Court Opinion

ID: 5925228
Source: CourtListenerOpinion
Date Created: 2022-01-13 04:45:32.808078+00
Date Added: 2024-06-11T08:46:33.968479
License: Public Domain

Appeal by the defendant from a judgment of the County Court, Nassau County (Harrington, J.), rendered September 8, 1987, convicting him of robbery in the first degree, upon his plea of guilty, and imposing sentence. The appeal brings up for review the denial, after a hearing, of those branches of the defendant’s omnibus motion which were to suppress certain physical evidence, certain statements made by him to law enforcement officials and certain identification testimony. By decision and order of this court dated October 23, 1989 (see, People v Locke, 154 AD2d 622) the matter was remitted to the County Court, Nassau County, to resettle the sentencing minutes. The County Court has now complied.
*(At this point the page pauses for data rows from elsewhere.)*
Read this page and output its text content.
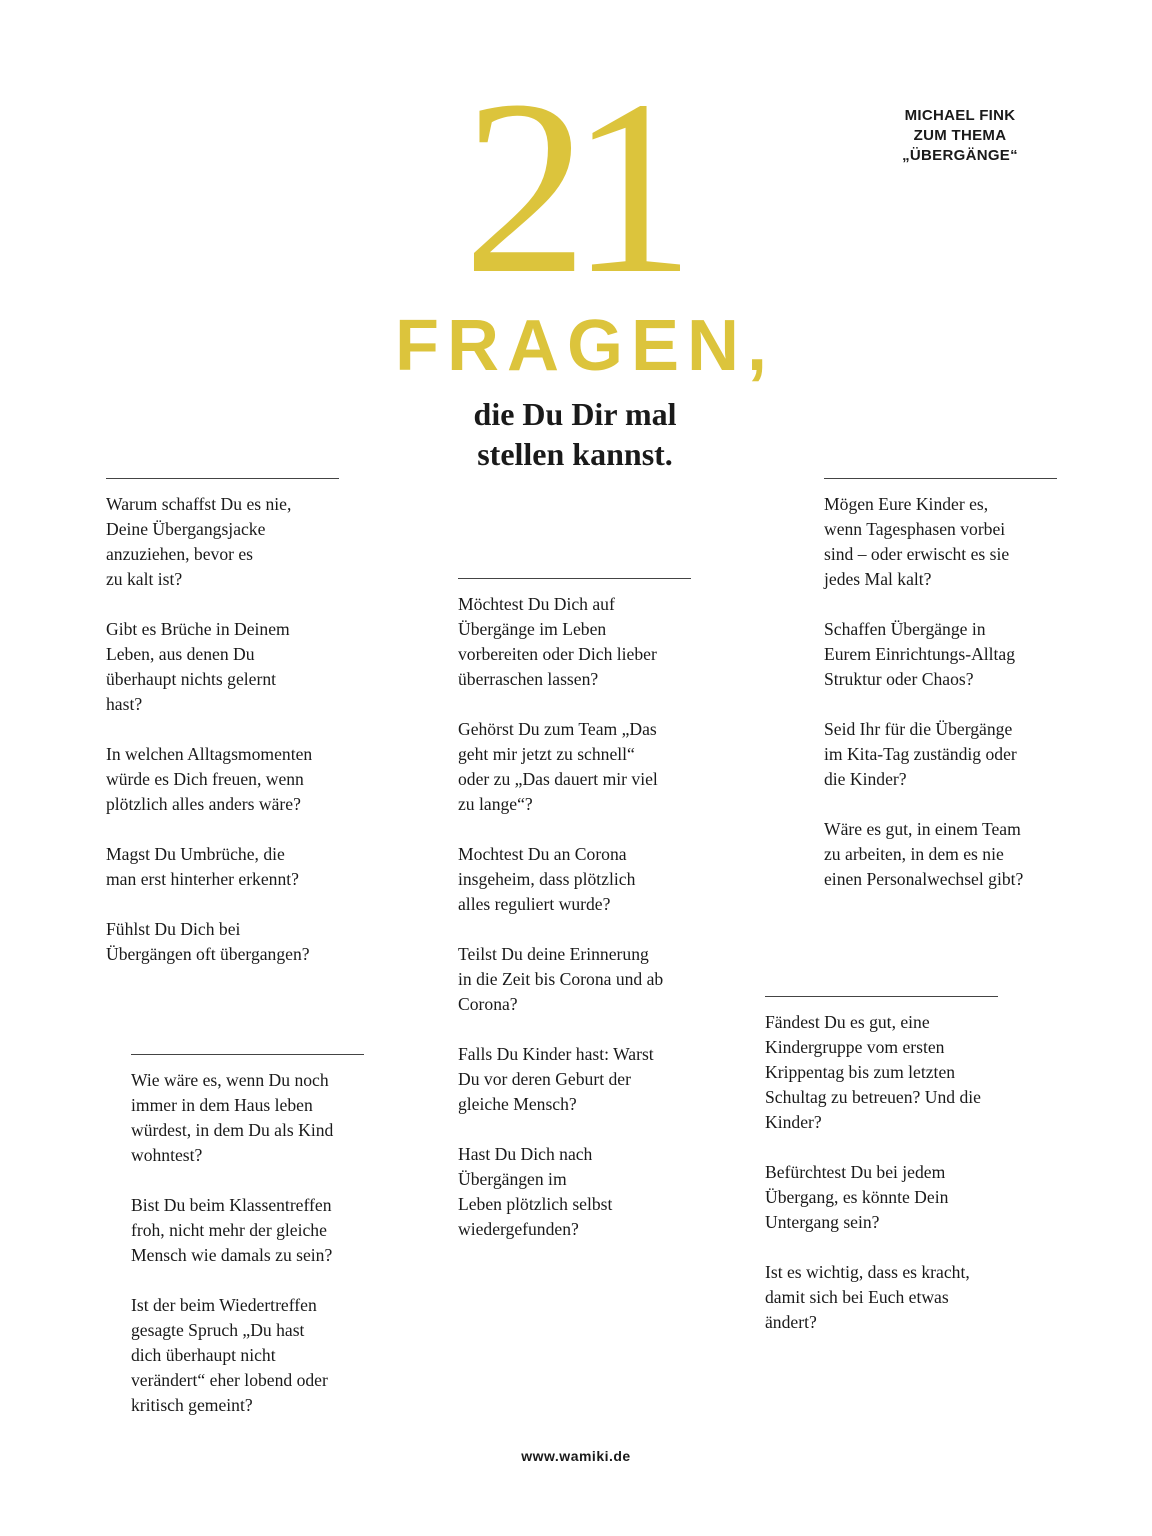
MICHAEL FINK
ZUM THEMA
„ÜBERGÄNGE“
21
FRAGEN,
die Du Dir mal
stellen kannst.

Warum schaffst Du es nie,
Deine Übergangsjacke
anzuziehen, bevor es
zu kalt ist?

Gibt es Brüche in Deinem
Leben, aus denen Du
überhaupt nichts gelernt
hast?

In welchen Alltagsmomenten
würde es Dich freuen, wenn
plötzlich alles anders wäre?

Magst Du Umbrüche, die
man erst hinterher erkennt?

Fühlst Du Dich bei
Übergängen oft übergangen?

Wie wäre es, wenn Du noch
immer in dem Haus leben
würdest, in dem Du als Kind
wohntest?

Bist Du beim Klassentreffen
froh, nicht mehr der gleiche
Mensch wie damals zu sein?

Ist der beim Wiedertreffen
gesagte Spruch „Du hast
dich überhaupt nicht
verändert“ eher lobend oder
kritisch gemeint?

Möchtest Du Dich auf
Übergänge im Leben
vorbereiten oder Dich lieber
überraschen lassen?

Gehörst Du zum Team „Das
geht mir jetzt zu schnell“
oder zu „Das dauert mir viel
zu lange“?

Mochtest Du an Corona
insgeheim, dass plötzlich
alles reguliert wurde?

Teilst Du deine Erinnerung
in die Zeit bis Corona und ab
Corona?

Falls Du Kinder hast: Warst
Du vor deren Geburt der
gleiche Mensch?

Hast Du Dich nach
Übergängen im
Leben plötzlich selbst
wiedergefunden?

Mögen Eure Kinder es,
wenn Tagesphasen vorbei
sind – oder erwischt es sie
jedes Mal kalt?

Schaffen Übergänge in
Eurem Einrichtungs-Alltag
Struktur oder Chaos?

Seid Ihr für die Übergänge
im Kita-Tag zuständig oder
die Kinder?

Wäre es gut, in einem Team
zu arbeiten, in dem es nie
einen Personalwechsel gibt?

Fändest Du es gut, eine
Kindergruppe vom ersten
Krippentag bis zum letzten
Schultag zu betreuen? Und die
Kinder?

Befürchtest Du bei jedem
Übergang, es könnte Dein
Untergang sein?

Ist es wichtig, dass es kracht,
damit sich bei Euch etwas
ändert?

www.wamiki.de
Ordered that the judgment is affirmed.
The hearing court properly denied the defendant’s suppression request which was based on the ground that he was illegally stopped by the police. Contrary to the defendant’s specific contention, the police had sufficient information, including a description of the two robbers, to justify stopping the defendant and his codefendant. The issue of the validity of *607the showup identification of the defendant by the complainant is not preserved for appellate review as a matter of law (see, People v Love, 57 NY2d 1023, 1024). In any event, there was no constitutional infirmity in the use of a showup, which took place shortly after the robbery (see, People v Brnja, 50 NY2d 366, 372; People v Smith, 38 NY2d 882, 883; People v Digiosaffatte, 63 AD2d 703; see also, People v Riley, 70 NY2d 523, 529).
With respect to the defendant’s challenge to his sentence, as resettled, it is well settled that "ordinarily a sentence that is within statutory limits does not constitute cruel and unusual punishment absent exceptional circumstances (People v Jones, 39 NY2d 694)” (People v Albano, 124 AD2d 739, 740; see, People v Roberts, 144 AD2d 395). There are no exceptional circumstances warranting appellate modification of the sentence. Lawrence, J. P., Hooper, Sullivan and Harwood, JJ., concur.